In this case, the light grey would be "0" (that is, less than 50%) and the blue "1" (that is, greater than 50%).  The boundary is where the logistic function takes on the value 50%.

Note that this is true even when you build a logistic regression sparse data.  For instance, if your original data has about 5% 1s and 95% 0s, the average value of the resulting model on the input data will be about 5%.  However, somewhere in the input space, the logistic regression will take on the value of 50%, even if there is no data there.  Even if the interpretation of a point in that area of the data space is non-sensical (the customer spends a million dollars a year and hasn't made a purchase in 270 years, or whatever).  The line does exist, separating the 0s from the 1s, even when all the data is on one side of that line.

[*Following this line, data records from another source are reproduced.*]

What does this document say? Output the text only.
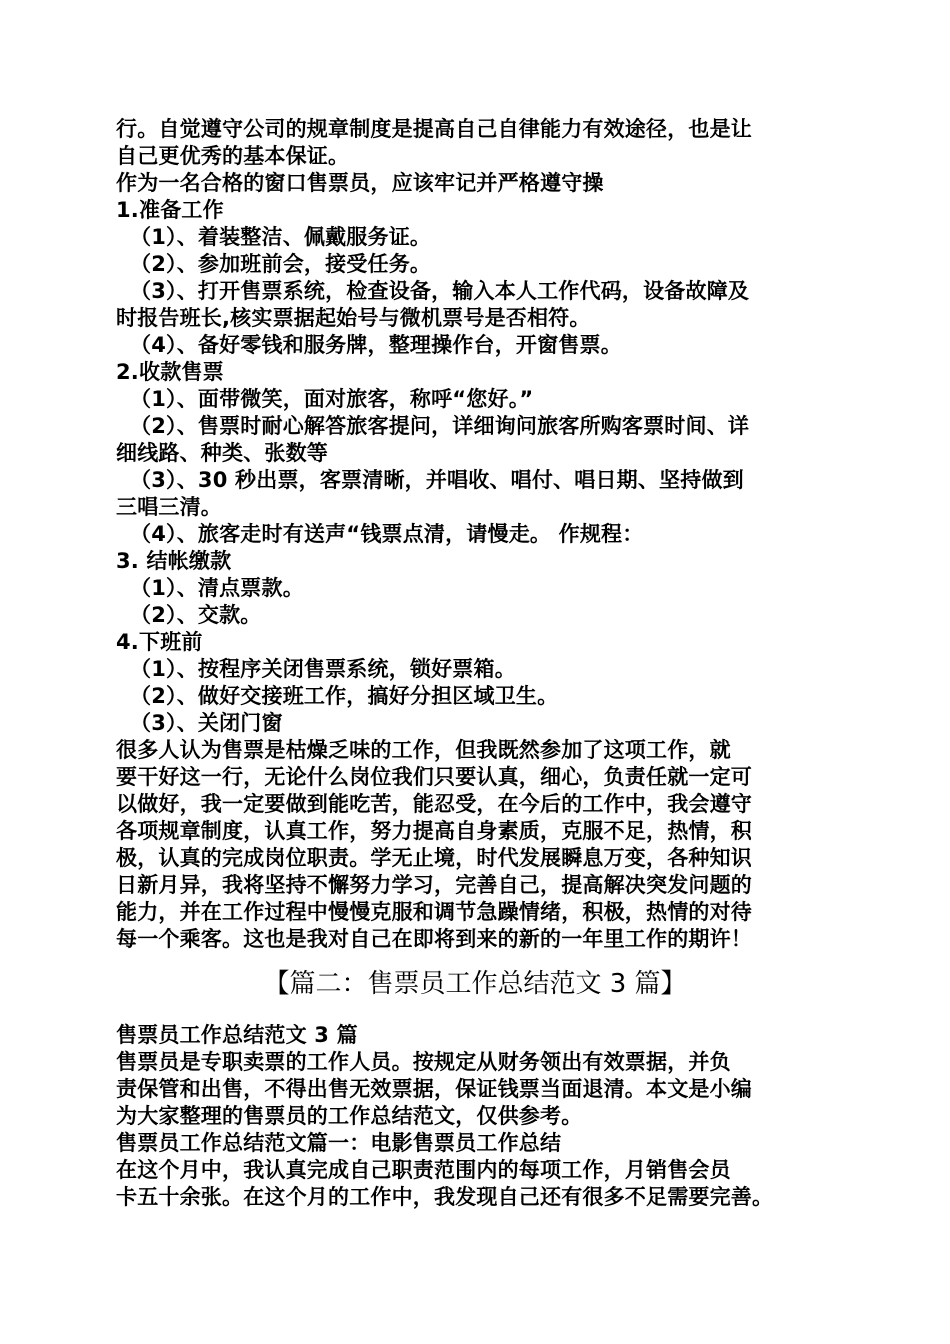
行。自觉遵守公司的规章制度是提高自己自律能力有效途径，也是让
自己更优秀的基本保证。
作为一名合格的窗口售票员，应该牢记并严格遵守操
1.准备工作
（1）、着装整洁、佩戴服务证。
（2）、参加班前会，接受任务。
（3）、打开售票系统，检查设备，输入本人工作代码，设备故障及
时报告班长,核实票据起始号与微机票号是否相符。
（4）、备好零钱和服务牌，整理操作台，开窗售票。
2.收款售票
（1）、面带微笑，面对旅客，称呼“您好。”
（2）、售票时耐心解答旅客提问，详细询问旅客所购客票时间、详
细线路、种类、张数等
（3）、30 秒出票，客票清晰，并唱收、唱付、唱日期、坚持做到
三唱三清。
（4）、旅客走时有送声“钱票点清，请慢走。 作规程：
3. 结帐缴款
（1）、清点票款。
（2）、交款。
4.下班前
（1）、按程序关闭售票系统，锁好票箱。
（2）、做好交接班工作，搞好分担区域卫生。
（3）、关闭门窗
很多人认为售票是枯燥乏味的工作，但我既然参加了这项工作，就
要干好这一行，无论什么岗位我们只要认真，细心，负责任就一定可
以做好，我一定要做到能吃苦，能忍受，在今后的工作中，我会遵守
各项规章制度，认真工作，努力提高自身素质，克服不足，热情，积
极，认真的完成岗位职责。学无止境，时代发展瞬息万变，各种知识
日新月异，我将坚持不懈努力学习，完善自己，提高解决突发问题的
能力，并在工作过程中慢慢克服和调节急躁情绪，积极，热情的对待
每一个乘客。这也是我对自己在即将到来的新的一年里工作的期许！
【篇二：售票员工作总结范文 3 篇】
售票员工作总结范文 3 篇
售票员是专职卖票的工作人员。按规定从财务领出有效票据，并负
责保管和出售，不得出售无效票据，保证钱票当面退清。本文是小编
为大家整理的售票员的工作总结范文，仅供参考。
售票员工作总结范文篇一：电影售票员工作总结
在这个月中，我认真完成自己职责范围内的每项工作，月销售会员
卡五十余张。在这个月的工作中，我发现自己还有很多不足需要完善。
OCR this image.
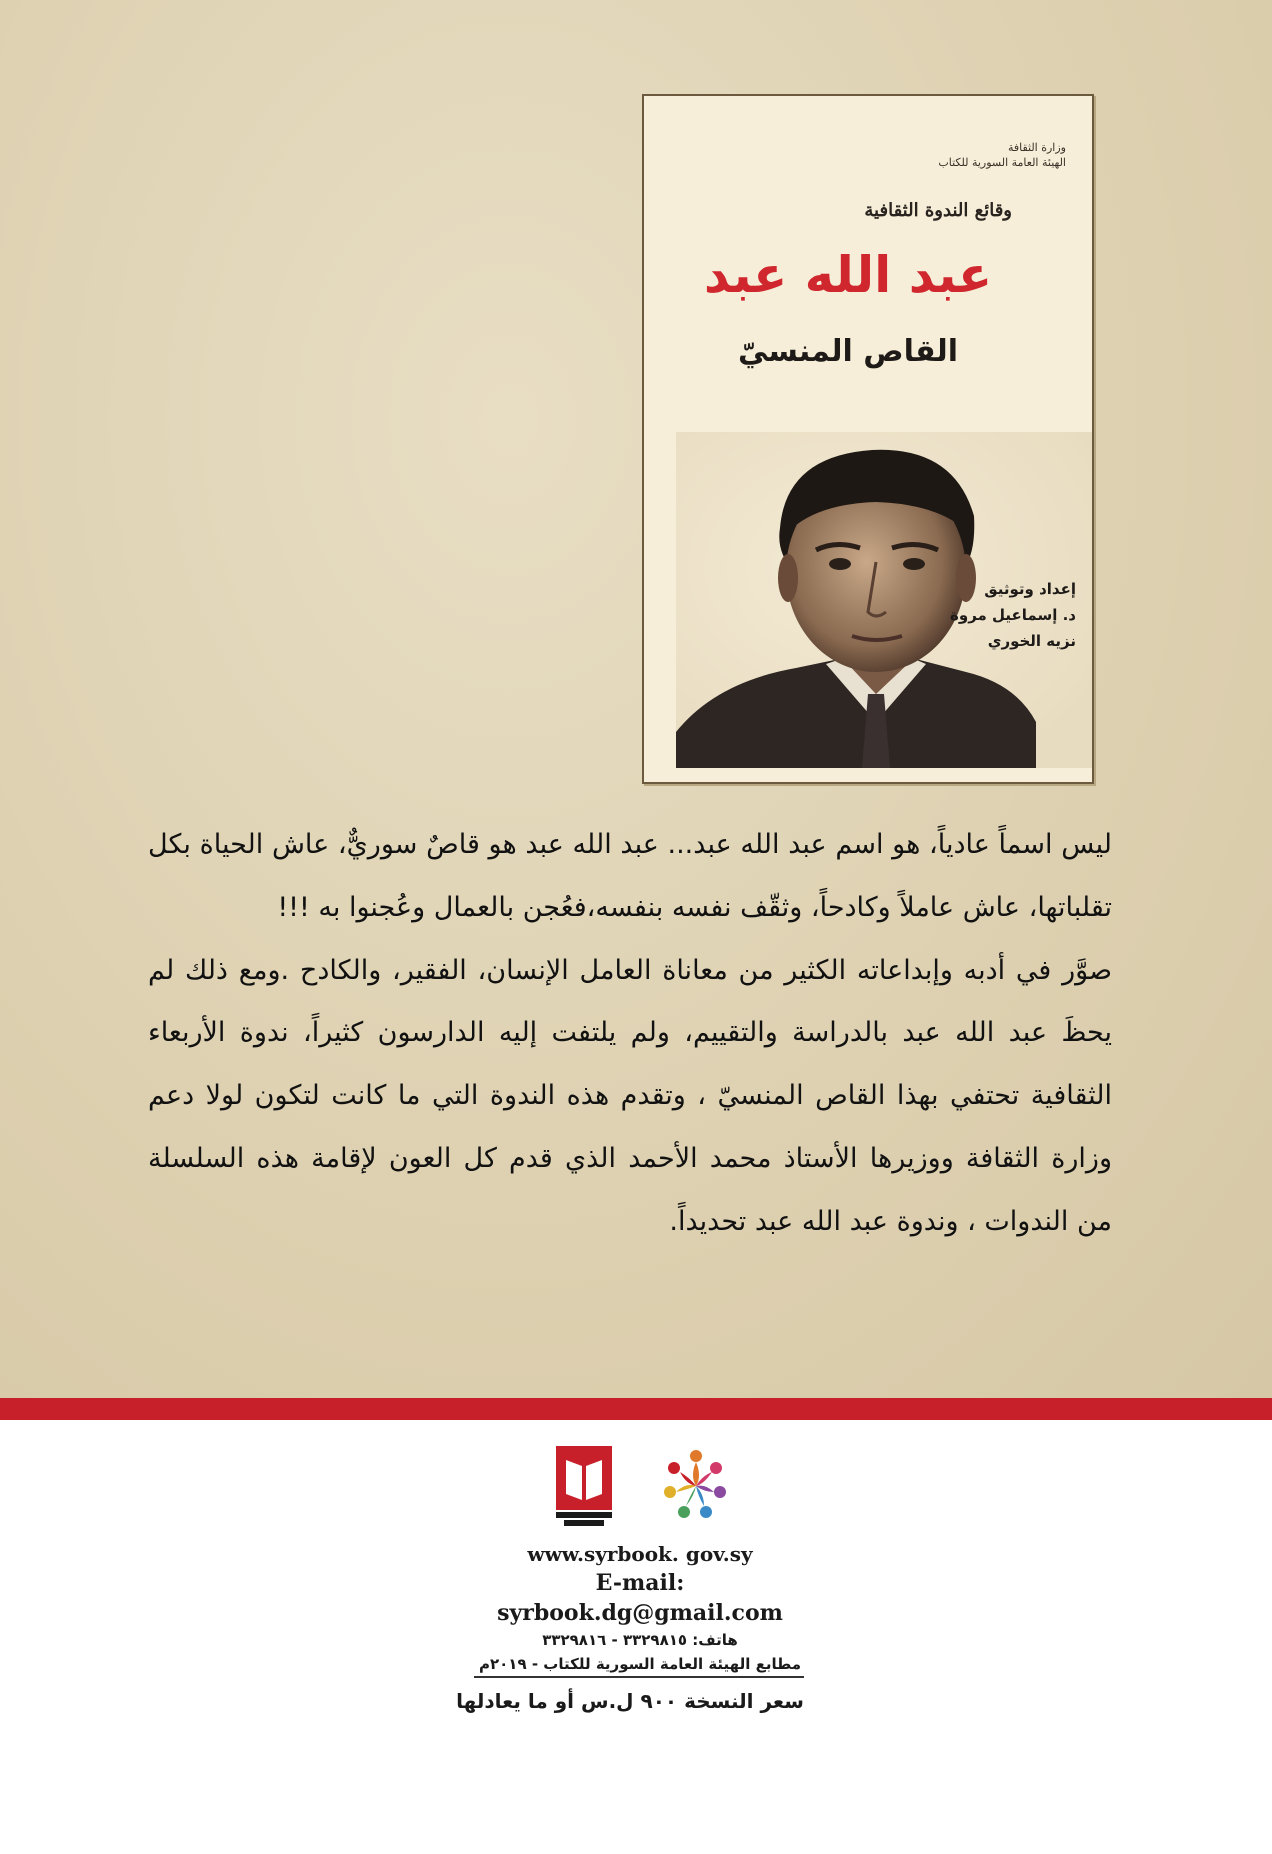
وزارة الثقافة
الهيئة العامة السورية للكتاب
وقائع الندوة الثقافية
عبد الله عبد
القاص المنسيّ
إعداد وتوثيق
د. إسماعيل مروة
نزيه الخوري

ليس اسماً عادياً، هو اسم عبد الله عبد... عبد الله عبد هو قاصٌ سوريٌّ، عاش الحياة بكل تقلباتها، عاش عاملاً وكادحاً، وثقّف نفسه بنفسه،فعُجن بالعمال وعُجنوا به !!!

صوَّر في أدبه وإبداعاته الكثير من معاناة العامل الإنسان، الفقير، والكادح .ومع ذلك لم يحظَ عبد الله عبد بالدراسة والتقييم، ولم يلتفت إليه الدارسون كثيراً، ندوة الأربعاء الثقافية تحتفي بهذا القاص المنسيّ ، وتقدم هذه الندوة التي ما كانت لتكون لولا دعم وزارة الثقافة ووزيرها الأستاذ محمد الأحمد الذي قدم كل العون لإقامة هذه السلسلة من الندوات ، وندوة عبد الله عبد تحديداً.

www.syrbook. gov.sy
E-mail: syrbook.dg@gmail.com
هاتف: ٣٣٢٩٨١٥ - ٣٣٢٩٨١٦
مطابع الهيئة العامة السورية للكتاب - ٢٠١٩م
سعر النسخة ٩٠٠ ل.س أو ما يعادلها
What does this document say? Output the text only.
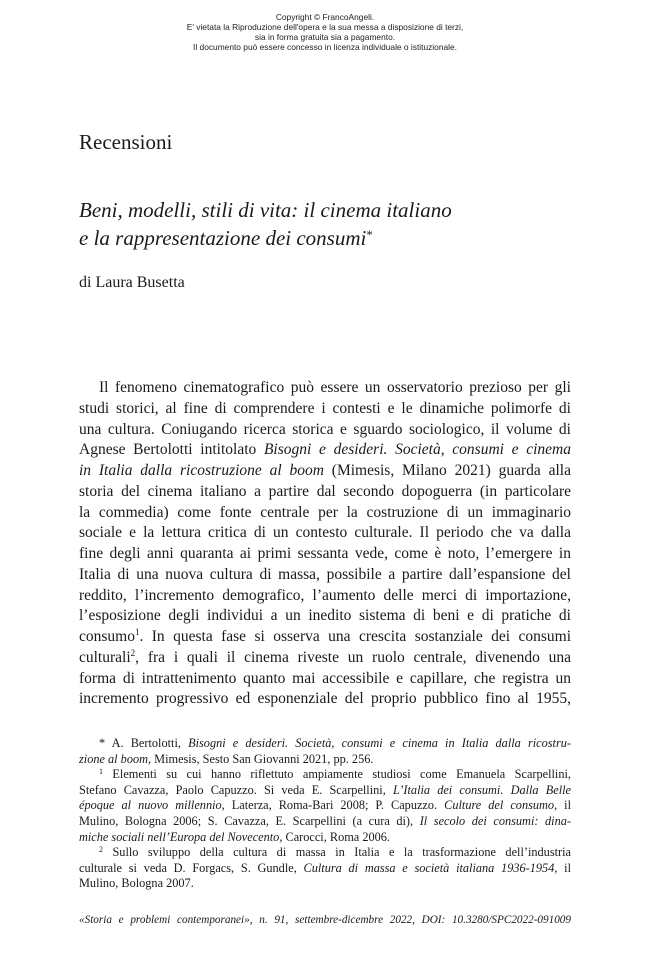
Copyright © FrancoAngeli.
E' vietata la Riproduzione dell'opera e la sua messa a disposizione di terzi,
sia in forma gratuita sia a pagamento.
Il documento può essere concesso in licenza individuale o istituzionale.
Recensioni
Beni, modelli, stili di vita: il cinema italiano
e la rappresentazione dei consumi*
di Laura Busetta
Il fenomeno cinematografico può essere un osservatorio prezioso per gli
studi storici, al fine di comprendere i contesti e le dinamiche polimorfe di
una cultura. Coniugando ricerca storica e sguardo sociologico, il volume di
Agnese Bertolotti intitolato Bisogni e desideri. Società, consumi e cinema
in Italia dalla ricostruzione al boom (Mimesis, Milano 2021) guarda alla
storia del cinema italiano a partire dal secondo dopoguerra (in particolare
la commedia) come fonte centrale per la costruzione di un immaginario
sociale e la lettura critica di un contesto culturale. Il periodo che va dalla
fine degli anni quaranta ai primi sessanta vede, come è noto, l’emergere in
Italia di una nuova cultura di massa, possibile a partire dall’espansione del
reddito, l’incremento demografico, l’aumento delle merci di importazione,
l’esposizione degli individui a un inedito sistema di beni e di pratiche di
consumo$^1$. In questa fase si osserva una crescita sostanziale dei consumi
culturali$^2$, fra i quali il cinema riveste un ruolo centrale, divenendo una
forma di intrattenimento quanto mai accessibile e capillare, che registra un
incremento progressivo ed esponenziale del proprio pubblico fino al 1955,
* A. Bertolotti, Bisogni e desideri. Società, consumi e cinema in Italia dalla ricostru-
zione al boom, Mimesis, Sesto San Giovanni 2021, pp. 256.
$^1$ Elementi su cui hanno riflettuto ampiamente studiosi come Emanuela Scarpellini,
Stefano Cavazza, Paolo Capuzzo. Si veda E. Scarpellini, L’Italia dei consumi. Dalla Belle
époque al nuovo millennio, Laterza, Roma-Bari 2008; P. Capuzzo. Culture del consumo, il
Mulino, Bologna 2006; S. Cavazza, E. Scarpellini (a cura di), Il secolo dei consumi: dina-
miche sociali nell’Europa del Novecento, Carocci, Roma 2006.
$^2$ Sullo sviluppo della cultura di massa in Italia e la trasformazione dell’industria
culturale si veda D. Forgacs, S. Gundle, Cultura di massa e società italiana 1936-1954, il
Mulino, Bologna 2007.
«Storia e problemi contemporanei», n. 91, settembre-dicembre 2022, DOI: 10.3280/SPC2022-091009
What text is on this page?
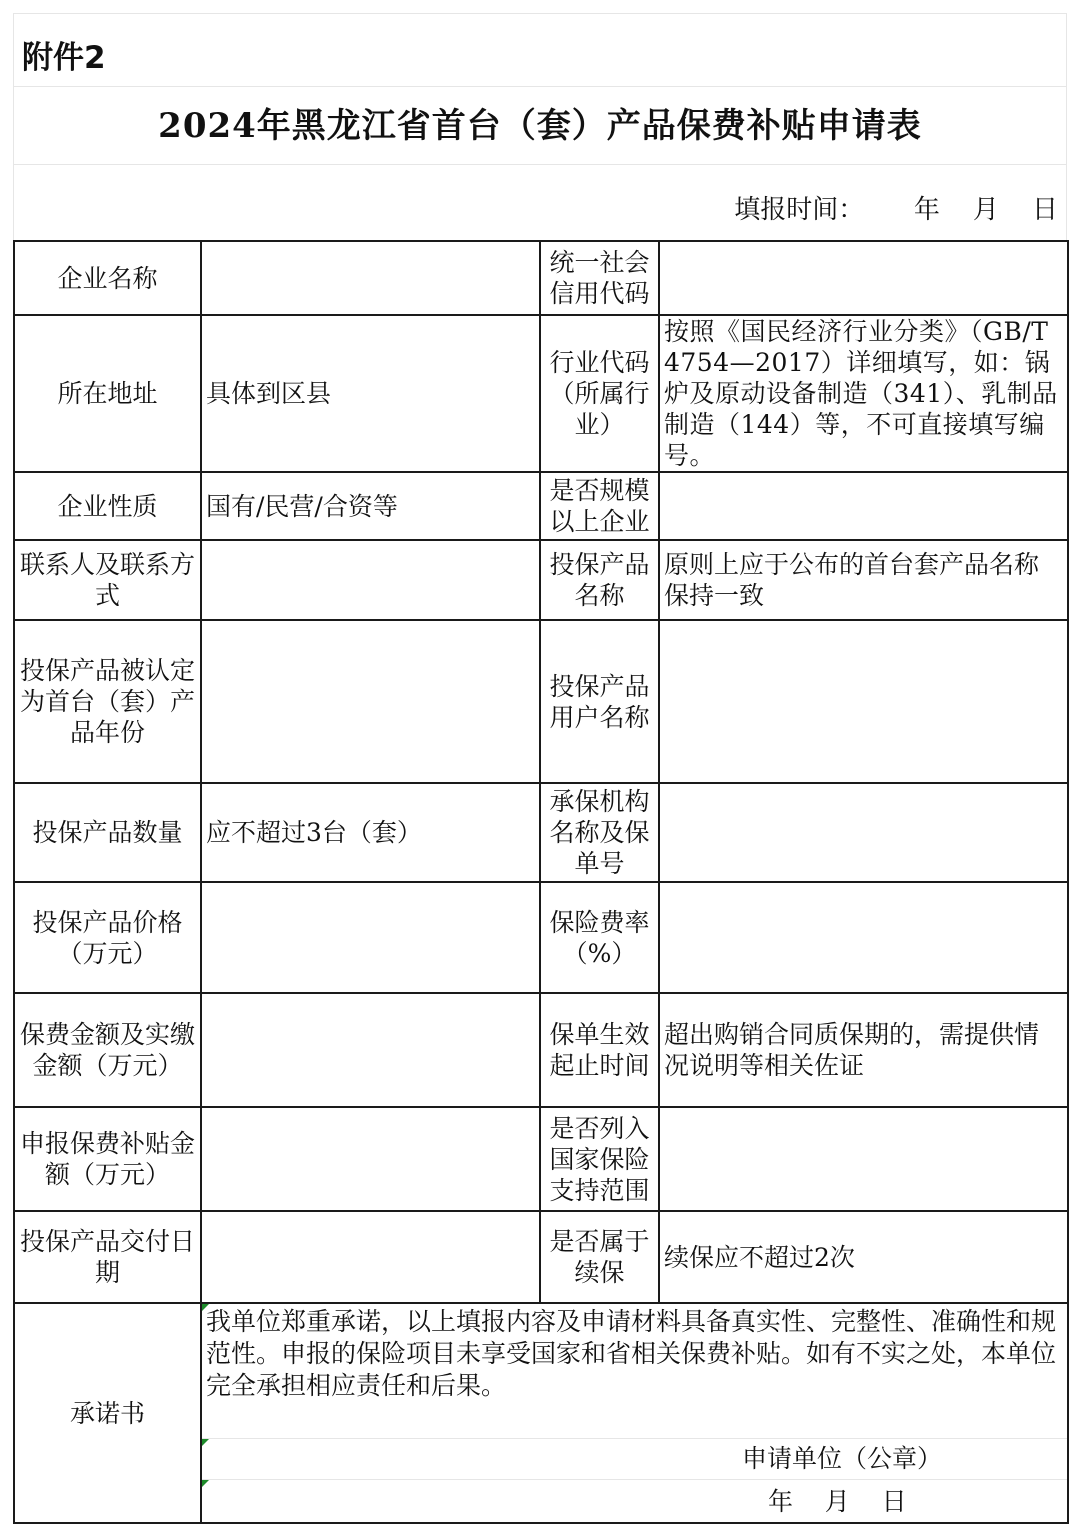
附件2
2024年黑龙江省首台（套）产品保费补贴申请表
填报时间：      年    月    日
企业名称		统一社会信用代码	
所在地址	具体到区县	行业代码（所属行业）	按照《国民经济行业分类》（GB/T 4754—2017）详细填写，如：锅炉及原动设备制造（341）、乳制品制造（144）等，不可直接填写编号。
企业性质	国有/民营/合资等	是否规模以上企业	
联系人及联系方式		投保产品名称	原则上应于公布的首台套产品名称保持一致
投保产品被认定为首台（套）产品年份		投保产品用户名称	
投保产品数量	应不超过3台（套）	承保机构名称及保单号	
投保产品价格（万元）		保险费率（%）	
保费金额及实缴金额（万元）		保单生效起止时间	超出购销合同质保期的，需提供情况说明等相关佐证
申报保费补贴金额（万元）		是否列入国家保险支持范围	
投保产品交付日期		是否属于续保	续保应不超过2次
承诺书	我单位郑重承诺，以上填报内容及申请材料具备真实性、完整性、准确性和规范性。申报的保险项目未享受国家和省相关保费补贴。如有不实之处，本单位完全承担相应责任和后果。
申请单位（公章）
年    月    日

What difference does this make?  Logistic regression models are often very powerful.  More advanced techniques, such as decision trees, neural networks, and support-vector machines, offer incremental improvement, and often not very much.  And often, that improvement can be baked back into a logistic regression model by a adding one or more derived variables.

What is happening is that the input variables (dimensions) for the logistic regression are chosen very carefully.  In a real situation (as opposed to the models one might build in a class), much thought and care has gone into the choice of variables and how they are combined to form derived variables.  As a result, the data has been stretched and folded in such a way that different classification values tend to be on different "side"s of the input space.

This manipulation of the inputs helps not only logistic regression but almost any technique.  Although the names are fancier and the computing power way more advanced, very powerful techniques rely on geometries studied 2,300 years ago in the ancient world.